Functional Dependencies
and
Normalization

Chapter 14

Designing a database

•      So far, we have designed our base tables from a E-R diagram or by common sense

•      We still need some formal measure of why one group of attributes is a better base table than another group.

•      This chapter discusses some of the theory of what a “good” design is

Gathering the data

•      Identify the data requirements of the users.

–   This sounds simple, and it CAN be, but usually isn't because users rarely can clearly describe what they need.

–   In addition, the data processing staff, who are quite knowledgeable how the system functions, often have tunnel vision, which inhibits creative thought.

Normalization helps make this process objective

•      In many respects, normalization is simply applied common sense.

•      It is a technique for reviewing the entity/attribute list to insure that attributes are stored "where they belong"

•      We did not have any formal measure of why one grouping of attributes into a relation may be better than another.

•      We will be talking about the logical level or second level of the architecture. i.e designing base tables.

Informal discussion of some of the criteria for good and bad relational schema.

•      1. The meaning (semantics) of attributes

•      2. Redundant Information and Update Anomalies

•      3. Avoiding NULL values

•      4. Avoiding generation of spurious tuples

1. The meaning (semantics) of attributes

•      When we group attributes to form a relation, we assume that a certain meaning is associated with the attributes.

•      This meaning helps us understand how the attributes in a tuple are related to each other.
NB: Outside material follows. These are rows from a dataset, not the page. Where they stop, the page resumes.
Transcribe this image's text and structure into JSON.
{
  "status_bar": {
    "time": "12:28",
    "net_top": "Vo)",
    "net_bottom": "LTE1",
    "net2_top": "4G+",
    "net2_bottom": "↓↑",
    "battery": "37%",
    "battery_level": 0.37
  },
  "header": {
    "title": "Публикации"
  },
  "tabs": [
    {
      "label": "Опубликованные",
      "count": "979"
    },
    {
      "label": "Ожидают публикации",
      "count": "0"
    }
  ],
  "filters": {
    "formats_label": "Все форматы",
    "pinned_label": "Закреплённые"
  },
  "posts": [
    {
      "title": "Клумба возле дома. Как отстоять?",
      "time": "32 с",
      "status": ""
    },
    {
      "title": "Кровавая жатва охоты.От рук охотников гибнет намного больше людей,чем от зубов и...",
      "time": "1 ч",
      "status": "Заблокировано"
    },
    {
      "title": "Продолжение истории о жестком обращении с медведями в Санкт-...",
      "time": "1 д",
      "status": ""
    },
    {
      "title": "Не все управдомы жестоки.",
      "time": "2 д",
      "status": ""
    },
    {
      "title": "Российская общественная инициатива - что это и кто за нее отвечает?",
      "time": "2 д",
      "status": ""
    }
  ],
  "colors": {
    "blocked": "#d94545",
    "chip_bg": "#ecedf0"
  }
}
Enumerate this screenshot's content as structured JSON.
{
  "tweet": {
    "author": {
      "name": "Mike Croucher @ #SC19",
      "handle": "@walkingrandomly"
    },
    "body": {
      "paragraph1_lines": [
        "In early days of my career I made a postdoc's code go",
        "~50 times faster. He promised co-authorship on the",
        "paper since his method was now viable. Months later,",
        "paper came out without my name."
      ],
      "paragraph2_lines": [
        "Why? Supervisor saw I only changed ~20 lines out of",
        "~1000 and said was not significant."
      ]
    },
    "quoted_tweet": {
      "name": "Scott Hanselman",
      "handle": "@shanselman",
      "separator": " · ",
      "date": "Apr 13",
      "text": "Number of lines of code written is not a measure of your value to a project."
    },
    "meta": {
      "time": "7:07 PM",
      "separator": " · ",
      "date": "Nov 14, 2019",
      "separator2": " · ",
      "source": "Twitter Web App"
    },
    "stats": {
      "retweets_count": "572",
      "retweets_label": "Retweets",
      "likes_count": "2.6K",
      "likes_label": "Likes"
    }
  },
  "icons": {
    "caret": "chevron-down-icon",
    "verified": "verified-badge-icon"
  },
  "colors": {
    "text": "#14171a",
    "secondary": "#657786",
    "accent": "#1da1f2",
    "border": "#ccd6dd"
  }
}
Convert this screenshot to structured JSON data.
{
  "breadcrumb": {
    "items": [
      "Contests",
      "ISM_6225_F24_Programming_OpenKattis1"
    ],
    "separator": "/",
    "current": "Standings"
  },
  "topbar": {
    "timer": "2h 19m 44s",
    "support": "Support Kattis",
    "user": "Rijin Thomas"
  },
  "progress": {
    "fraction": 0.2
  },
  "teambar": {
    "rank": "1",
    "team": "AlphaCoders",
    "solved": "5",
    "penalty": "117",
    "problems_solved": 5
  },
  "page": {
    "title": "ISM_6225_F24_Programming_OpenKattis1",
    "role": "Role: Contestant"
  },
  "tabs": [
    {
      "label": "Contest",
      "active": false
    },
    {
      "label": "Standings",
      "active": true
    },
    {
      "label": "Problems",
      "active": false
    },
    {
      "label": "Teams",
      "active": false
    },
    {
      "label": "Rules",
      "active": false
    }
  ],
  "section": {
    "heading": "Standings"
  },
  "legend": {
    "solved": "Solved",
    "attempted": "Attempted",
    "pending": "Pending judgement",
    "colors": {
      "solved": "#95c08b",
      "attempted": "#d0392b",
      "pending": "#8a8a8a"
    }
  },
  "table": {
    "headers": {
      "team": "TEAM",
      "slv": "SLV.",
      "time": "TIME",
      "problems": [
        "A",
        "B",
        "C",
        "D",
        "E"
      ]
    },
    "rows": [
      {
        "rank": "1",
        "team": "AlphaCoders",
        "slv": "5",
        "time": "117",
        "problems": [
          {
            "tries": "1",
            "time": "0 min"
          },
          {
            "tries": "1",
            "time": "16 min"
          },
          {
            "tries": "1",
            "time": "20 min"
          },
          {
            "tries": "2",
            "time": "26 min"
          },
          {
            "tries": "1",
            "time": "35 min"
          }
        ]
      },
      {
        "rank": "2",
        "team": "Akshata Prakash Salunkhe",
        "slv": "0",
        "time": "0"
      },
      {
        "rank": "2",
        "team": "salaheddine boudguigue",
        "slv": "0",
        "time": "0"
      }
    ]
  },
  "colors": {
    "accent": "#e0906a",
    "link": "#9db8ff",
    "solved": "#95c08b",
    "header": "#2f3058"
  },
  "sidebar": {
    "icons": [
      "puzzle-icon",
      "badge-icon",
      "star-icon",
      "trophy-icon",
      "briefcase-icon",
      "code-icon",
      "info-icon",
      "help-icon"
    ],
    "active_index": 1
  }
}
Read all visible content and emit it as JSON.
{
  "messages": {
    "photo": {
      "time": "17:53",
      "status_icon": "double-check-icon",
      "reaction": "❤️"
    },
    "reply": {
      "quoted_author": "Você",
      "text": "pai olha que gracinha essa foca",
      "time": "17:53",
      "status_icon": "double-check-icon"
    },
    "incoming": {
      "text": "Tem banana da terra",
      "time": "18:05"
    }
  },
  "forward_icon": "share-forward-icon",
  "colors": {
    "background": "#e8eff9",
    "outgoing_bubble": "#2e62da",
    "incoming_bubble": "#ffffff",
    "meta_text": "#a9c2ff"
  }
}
•      In general, the easier it is to explain the semantics of the relation, the better the relation schema design.

 

•      GUIDELINE 1:  Design a relation schema in such a way that it is easy to explain its meaning.

Other design possibilities

•      (or why some organizations do not work as well as others)

•      What is the semantics of these relations?

EMP_DEPT

 

 

EMP_PROJ

 

 

 


Why are these poor designs?

•      These relations also have clear meanings.

•      There is nothing logically wrong with these two relations,

–   but they mix attributes from distinct real-world entities.

•      They may be used as views, but they cause several problems when used as base tables.

What are the problems?

•      They take up more storage space because of data redundancy.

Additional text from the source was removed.